2. A method for the determination of aldehydes, ketones or isocyanates, in which the sample to be examined is reacted with a derivatization reagent which consists of a 1,3,5-triazine skeleton in combination with

• 1. a.) A hydrazine function or an aminoalkylamino function with alkyl chain lengths of 2-6 C atoms in the 2-position of the triazine skeleton,
• 2. b.) A phenylazoanilino function, dimethylaminophenylazo anilino function, methoxyphenylazoanilino function, methoxy naphthalene function or dimethylaminonaphthalene function as chromophore or fluorophore in the 4-position of the triazine structure and
• 3. c.) A chlorine or fluorine atom, a further chromophore or fluorophore or an alkylamino function, a dialkylamino function or an alkoxy function with alkyl chain lengths of 1-6 carbon atoms in the 6-position of the triazine skeleton, the derivatizing reagent being in the form of a solution in water, a mineral acid or organic acid or in an organic solvent.

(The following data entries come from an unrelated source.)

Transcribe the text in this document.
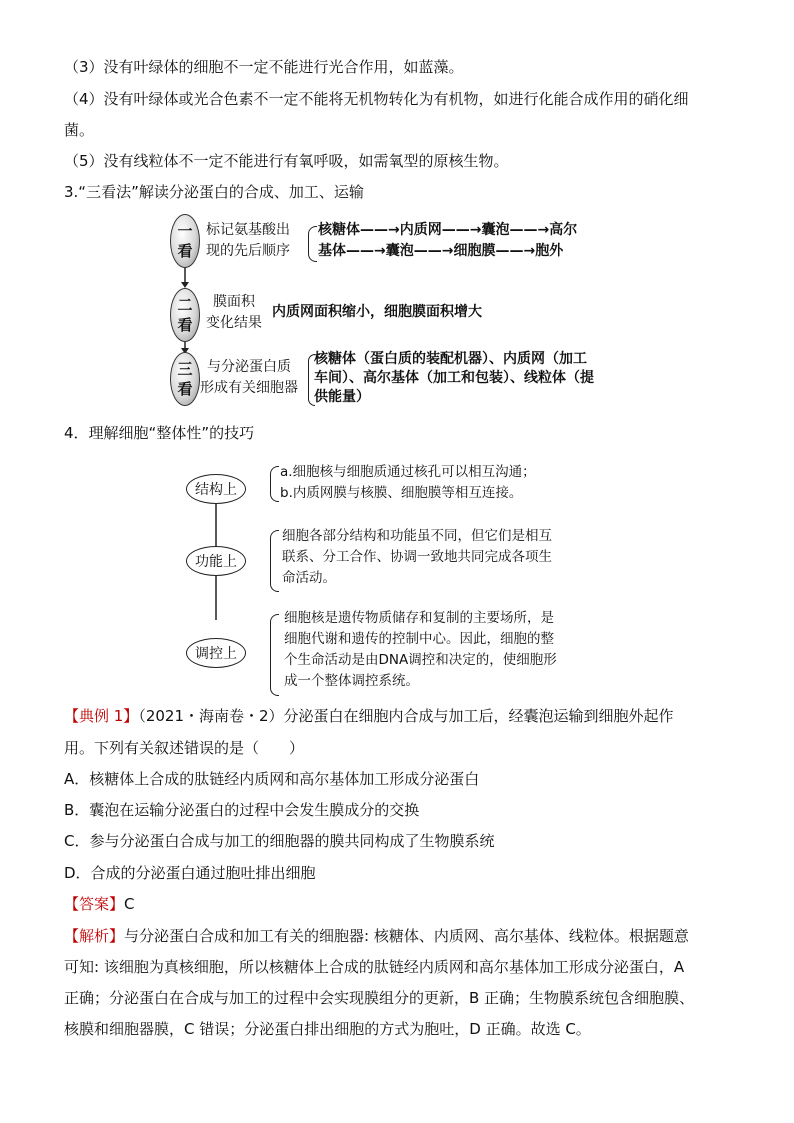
（3）没有叶绿体的细胞不一定不能进行光合作用，如蓝藻。
（4）没有叶绿体或光合色素不一定不能将无机物转化为有机物，如进行化能合成作用的硝化细
菌。
（5）没有线粒体不一定不能进行有氧呼吸，如需氧型的原核生物。
3.“三看法”解读分泌蛋白的合成、加工、运输
一
看
标记氨基酸出
现的先后顺序
核糖体——→内质网——→囊泡——→高尔
基体——→囊泡——→细胞膜——→胞外
二
看
膜面积
变化结果
内质网面积缩小，细胞膜面积增大
三
看
与分泌蛋白质
形成有关细胞器
核糖体（蛋白质的装配机器）、内质网（加工
车间）、高尔基体（加工和包装）、线粒体（提
供能量）
4．理解细胞“整体性”的技巧
结构上
a.细胞核与细胞质通过核孔可以相互沟通；
b.内质网膜与核膜、细胞膜等相互连接。
功能上
细胞各部分结构和功能虽不同，但它们是相互
联系、分工合作、协调一致地共同完成各项生
命活动。
调控上
细胞核是遗传物质储存和复制的主要场所，是
细胞代谢和遗传的控制中心。因此，细胞的整
个生命活动是由DNA调控和决定的，使细胞形
成一个整体调控系统。
【典例 1】（2021・海南卷・2）分泌蛋白在细胞内合成与加工后，经囊泡运输到细胞外起作
用。下列有关叙述错误的是（　　）
A．核糖体上合成的肽链经内质网和高尔基体加工形成分泌蛋白
B．囊泡在运输分泌蛋白的过程中会发生膜成分的交换
C．参与分泌蛋白合成与加工的细胞器的膜共同构成了生物膜系统
D．合成的分泌蛋白通过胞吐排出细胞
【答案】C
【解析】与分泌蛋白合成和加工有关的细胞器: 核糖体、内质网、高尔基体、线粒体。根据题意
可知: 该细胞为真核细胞，所以核糖体上合成的肽链经内质网和高尔基体加工形成分泌蛋白，A
正确；分泌蛋白在合成与加工的过程中会实现膜组分的更新，B 正确；生物膜系统包含细胞膜、
核膜和细胞器膜，C 错误；分泌蛋白排出细胞的方式为胞吐，D 正确。故选 C。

3. Method for the determination of aldehydes, ketones or isocyanates according to claim 2, characterized in that the derivatization reagent in the form a coated collecting phase is used. 4. Methods for the determination of aldehydes and ketones according to one of claims 2 or 3, characterized in that the derivatization of aldehydes and Ketones by using a protonic acid or a Lewis Acid is accelerated. 5. Method for the determination of aldehydes, ketones or isocyanates according to one of claims 2 to 4, characterized in that the reaction products after the Derivatization reaction separated by liquid chromatography and UV / vis spectroscopic or fluorescence spectroscopic can be detected.